There are a lot of great people on forums doing great work to test motors, and it's true that motors have an efficiency curve, but ESC's have little to do with choosing an efficient prop/battery setup as long as it can handle the current and the voltage/cell count. To be honest, I'm not sure what you mean when you say "My statement of an esc being designed to run at around 92/95% refers to designers taking a very educated guess that on average a motors peak is around the 92/95% mark so at full power the motor is running at it's peak." I'm not sure if you are trying to say the ESC needs to run at 95% of the ESC's peak current handling (a very wrong statement) or the motor should run around 95% of it's peak efficiency (I can see an argument for this one). He asked about an ESC's current rating and you gave what I would consider to be bad advice based on an auxiliary factor (motor efficiency). That's why I called you out.
 

Chuppster

Well-known member
#20
I was saying that a motor has a very small peak performance which drops off after that peak.

If I'm allowed to just make some numbers up to make my point I'll say for example a 20amp esc running a 20amp motor will put 92% to the motor when the esc is run at full power because it's been guessed that's where the power peak is on average. So at full power the esc is powering the motor very close to it's optimum operating conditions.

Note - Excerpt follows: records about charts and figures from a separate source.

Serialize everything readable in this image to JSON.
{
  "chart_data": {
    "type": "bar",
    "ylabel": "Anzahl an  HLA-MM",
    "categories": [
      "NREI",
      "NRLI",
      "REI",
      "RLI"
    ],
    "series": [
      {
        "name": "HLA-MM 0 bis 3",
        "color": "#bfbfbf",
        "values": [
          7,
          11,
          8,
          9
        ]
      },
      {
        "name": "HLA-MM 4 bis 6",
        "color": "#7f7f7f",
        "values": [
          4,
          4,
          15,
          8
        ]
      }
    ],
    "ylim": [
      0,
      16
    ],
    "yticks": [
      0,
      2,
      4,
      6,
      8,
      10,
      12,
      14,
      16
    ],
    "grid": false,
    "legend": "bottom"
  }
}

A 30amp esc running a 20 amp motor will give the motor 100% on full power which pushes the motor over it's peak performance.
The motor is screaming away at full power but not running at it's most potential.

Of course it will run all day over it's power band, the motor will get warmer than it needs to and the batteries won't last as long as they could do but I admit the differences can be slight, there are also those of us who simply don't fly everywhere at full power anyway so the point is mute. It's only an average of 8% on full power afterall.

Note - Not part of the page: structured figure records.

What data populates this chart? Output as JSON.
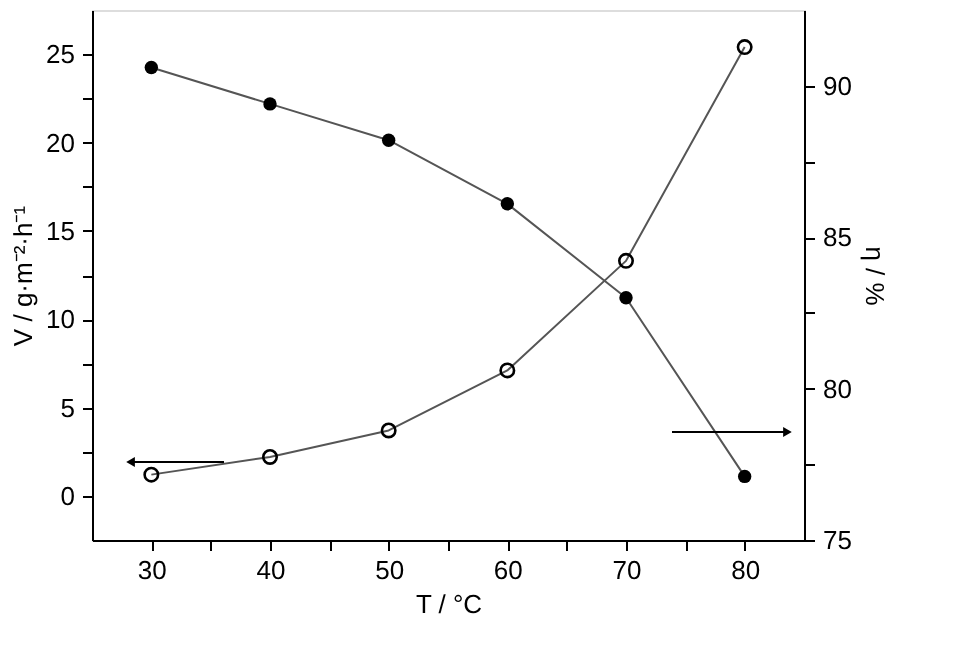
{
  "chart_data": {
    "type": "line",
    "xlabel": "T / °C",
    "ylabel": "V / g·m⁻²·h⁻¹",
    "y2label": "η / %",
    "x": [
      30,
      40,
      50,
      60,
      70,
      80
    ],
    "series": [
      {
        "color": "#000000",
        "marker": "circle",
        "values": [
          1.2,
          2.2,
          3.7,
          7.1,
          13.3,
          25.4
        ]
      },
      {
        "color": "#000000",
        "marker": "circle",
        "axis": "y2",
        "values": [
          90.6,
          89.4,
          88.2,
          86.1,
          83.0,
          77.1
        ]
      }
    ],
    "xlim": [
      25,
      85
    ],
    "xticks": [
      30,
      {
        "value": 35,
        "label": null
      },
      40,
      {
        "value": 45,
        "label": null
      },
      50,
      {
        "value": 55,
        "label": null
      },
      60,
      {
        "value": 65,
        "label": null
      },
      70,
      {
        "value": 75,
        "label": null
      },
      80
    ],
    "ylim": [
      -2.5,
      27.5
    ],
    "yticks": [
      0,
      {
        "value": 2.5,
        "label": null
      },
      5,
      {
        "value": 7.5,
        "label": null
      },
      10,
      {
        "value": 12.5,
        "label": null
      },
      15,
      {
        "value": 17.5,
        "label": null
      },
      20,
      {
        "value": 22.5,
        "label": null
      },
      25
    ],
    "y2lim": [
      75,
      92.5
    ],
    "y2ticks": [
      75,
      {
        "value": 77.5,
        "label": null
      },
      80,
      {
        "value": 82.5,
        "label": null
      },
      85,
      {
        "value": 87.5,
        "label": null
      },
      90
    ],
    "grid": false,
    "line_style": "solid"
  }
}
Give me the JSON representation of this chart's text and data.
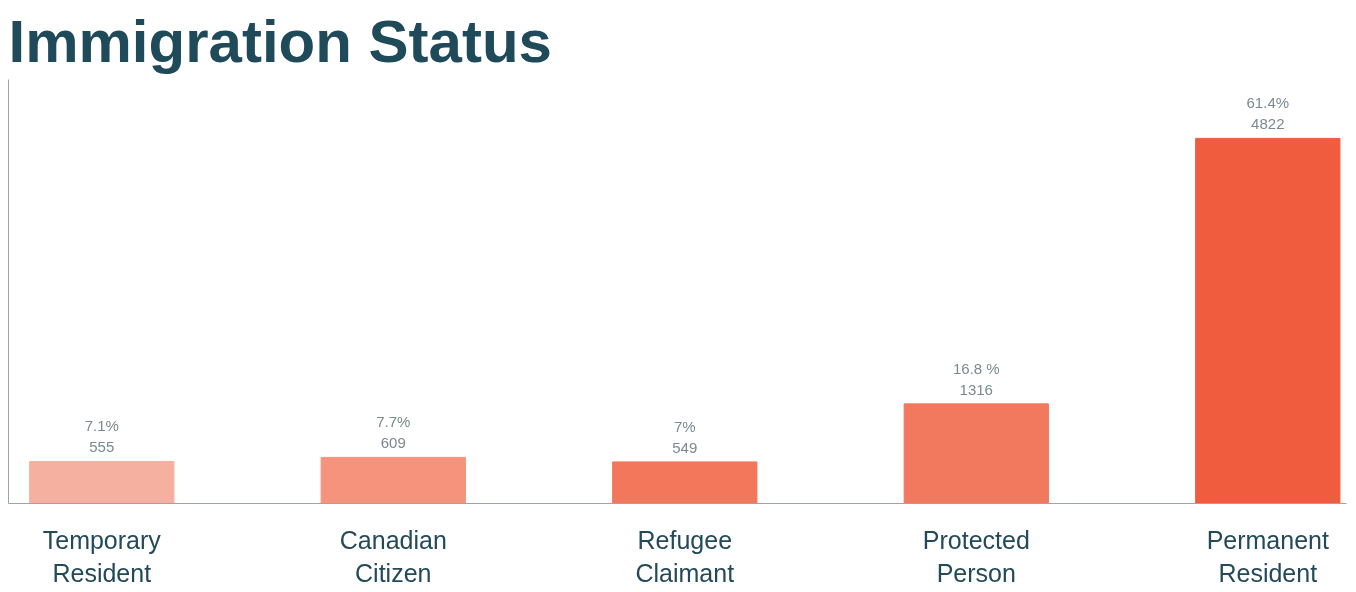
{
  "chart_data": {
    "type": "bar",
    "title": "Immigration Status",
    "categories": [
      "Temporary Resident",
      "Canadian Citizen",
      "Refugee Claimant",
      "Protected Person",
      "Permanent Resident"
    ],
    "values": [
      555,
      609,
      549,
      1316,
      4822
    ],
    "value_labels": [
      "7.1%\n555",
      "7.7%\n609",
      "7%\n549",
      "16.8 %\n1316",
      "61.4%\n4822"
    ],
    "colors": [
      "#f6b0a0",
      "#f5937d",
      "#f2775b",
      "#f2795e",
      "#f05c3e"
    ],
    "ylim": [
      0,
      5600
    ],
    "tick_labels": "x",
    "grid": false
  }
}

I only mentioned efficiency once talking to you to explain my point, it was not mentioned in my initial post.

I could have explained it better earlier on if the initial responce wasnt so unfriendly and then when you waded in with a rather quite agressive string of replies it becomes more difficult to keep coming back to the thread.

Hopefully this is now quashed, you seem to get my point now and somewhat seem agreeable to it.

I might be starting to understand where you are going. However, I don't think you are correct because I think you are making an assumption. Let's lay out the setup here:

Motor, rated at 20 amps
ESC, rated at 20 amps
3 - cell battery capable of delivering 20 amps

If you choose a propeller that draws 20 amps from the motor, you should be okay (although a little overhead is good). If you choose a larger prop and draw, say, 30 amps, you are going to burn things up unless you exercise extreme throttle control. It sound to me like you are making the assumption that a 20a ESC will only deliver 20 amps. That is incorrect. If you short it it'll deliver hundreds of amps and burn up in a second.